Why Choices Market wants customers to buy less

GET YOUR GREENS | Dave Wilson heads up the produce category for Choices’ 11 stores, which donate less-than-perfect food wherever possible

Dave Wilson and his Vancouver grocery chain lead the charge for net zero organic waste

Dave Wilson sizes up the pile of white bags of Full Circle topsoil, stacked in a cage behind Choices Market on 16th Avenue in Kitsilano. He manages the produce category for the grocery chain’s 11 stores and notes that 9,000 bags have sold over the past five years. “I’d like to double that in the next two years,” he says. “If we could sell as much as we send out, then we would be at net zero organic waste.”

In 2010, Choices began shipping all culled produce, celery tips, meat trimmings and expired deli items from all Metro Vancouver stores to Envirosmart Organics Ltd., a composting facility in Delta; at around the same time, the grocer also started selling its own brand of compost, produced from the same facility.

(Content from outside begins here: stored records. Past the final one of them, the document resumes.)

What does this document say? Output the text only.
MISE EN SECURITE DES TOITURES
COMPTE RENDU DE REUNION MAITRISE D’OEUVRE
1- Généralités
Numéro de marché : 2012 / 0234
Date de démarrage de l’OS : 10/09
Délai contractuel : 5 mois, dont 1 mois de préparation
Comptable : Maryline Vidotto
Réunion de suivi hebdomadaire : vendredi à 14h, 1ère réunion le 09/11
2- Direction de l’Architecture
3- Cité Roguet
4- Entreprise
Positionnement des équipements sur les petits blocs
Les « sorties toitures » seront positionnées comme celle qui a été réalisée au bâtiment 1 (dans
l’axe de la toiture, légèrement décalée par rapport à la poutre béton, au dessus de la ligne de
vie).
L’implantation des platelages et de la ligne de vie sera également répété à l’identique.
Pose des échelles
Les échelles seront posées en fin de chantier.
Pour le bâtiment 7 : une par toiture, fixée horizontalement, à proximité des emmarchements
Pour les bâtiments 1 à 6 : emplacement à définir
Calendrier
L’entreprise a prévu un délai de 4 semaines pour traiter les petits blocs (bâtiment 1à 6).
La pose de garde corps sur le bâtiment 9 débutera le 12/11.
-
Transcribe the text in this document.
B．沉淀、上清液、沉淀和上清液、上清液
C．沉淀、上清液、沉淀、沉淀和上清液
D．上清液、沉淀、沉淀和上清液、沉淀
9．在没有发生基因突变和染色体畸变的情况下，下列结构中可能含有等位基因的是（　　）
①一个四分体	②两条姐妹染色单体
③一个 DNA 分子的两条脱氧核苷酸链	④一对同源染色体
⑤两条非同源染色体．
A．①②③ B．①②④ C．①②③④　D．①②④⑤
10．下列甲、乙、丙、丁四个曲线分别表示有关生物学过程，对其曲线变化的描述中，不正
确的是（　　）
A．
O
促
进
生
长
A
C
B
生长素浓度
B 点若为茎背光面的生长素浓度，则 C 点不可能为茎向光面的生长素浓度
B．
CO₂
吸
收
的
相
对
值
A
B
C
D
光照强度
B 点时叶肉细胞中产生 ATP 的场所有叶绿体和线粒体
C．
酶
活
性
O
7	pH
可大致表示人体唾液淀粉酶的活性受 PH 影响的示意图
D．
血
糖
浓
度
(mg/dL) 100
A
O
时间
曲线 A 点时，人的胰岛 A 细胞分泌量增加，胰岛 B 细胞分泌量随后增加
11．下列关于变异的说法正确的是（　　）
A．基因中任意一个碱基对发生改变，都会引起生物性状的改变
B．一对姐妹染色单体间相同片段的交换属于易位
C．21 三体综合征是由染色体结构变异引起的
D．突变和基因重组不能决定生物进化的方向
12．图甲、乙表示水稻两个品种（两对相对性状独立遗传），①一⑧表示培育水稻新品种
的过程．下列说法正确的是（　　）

Wilson estimates that less than five per cent of all perishable product in his department doesn’t get sold—either taken off the shelf when it passes its prime or because it was damaged in shipping or handling. Beyond the composting program, Choices also donates fruits and vegetables deemed unfit for sale to local soup kitchens or other charitable groups. Last year, a shipment of bruised heritage apples was donated to a local microbrewery and turned into a small batch of sour beer.

The model of the small neighbourhood grocery store, says Wilson, allows individual store managers to support local organizations and make quick decisions that give aging food a second life. “We need to be financially sustainable,” says Wilson, “but if we can go that extra mile, it helps us be unique in the grocery industry because we invest in our customers.”

Sometimes that even means asking customers to buy less. The Foodprint Project, a collaboration with local food advocacy society Farm Folk City Folk, started two years ago as a month-long campaign to educate customers about how to avoid wasting food. Through tips printed on paper bags and in-store displays, it questioned the wisdom of buying in bulk, encouraging customers to ask themselves three questions before they bought something: What do I have at home? How long can I store this? When will I use this up? It was so popular that Choices continued the effort. “I guess we have a philosophy of looking at the bigger picture,” says Wilson. “We don’t feel it does us any good to create waste.”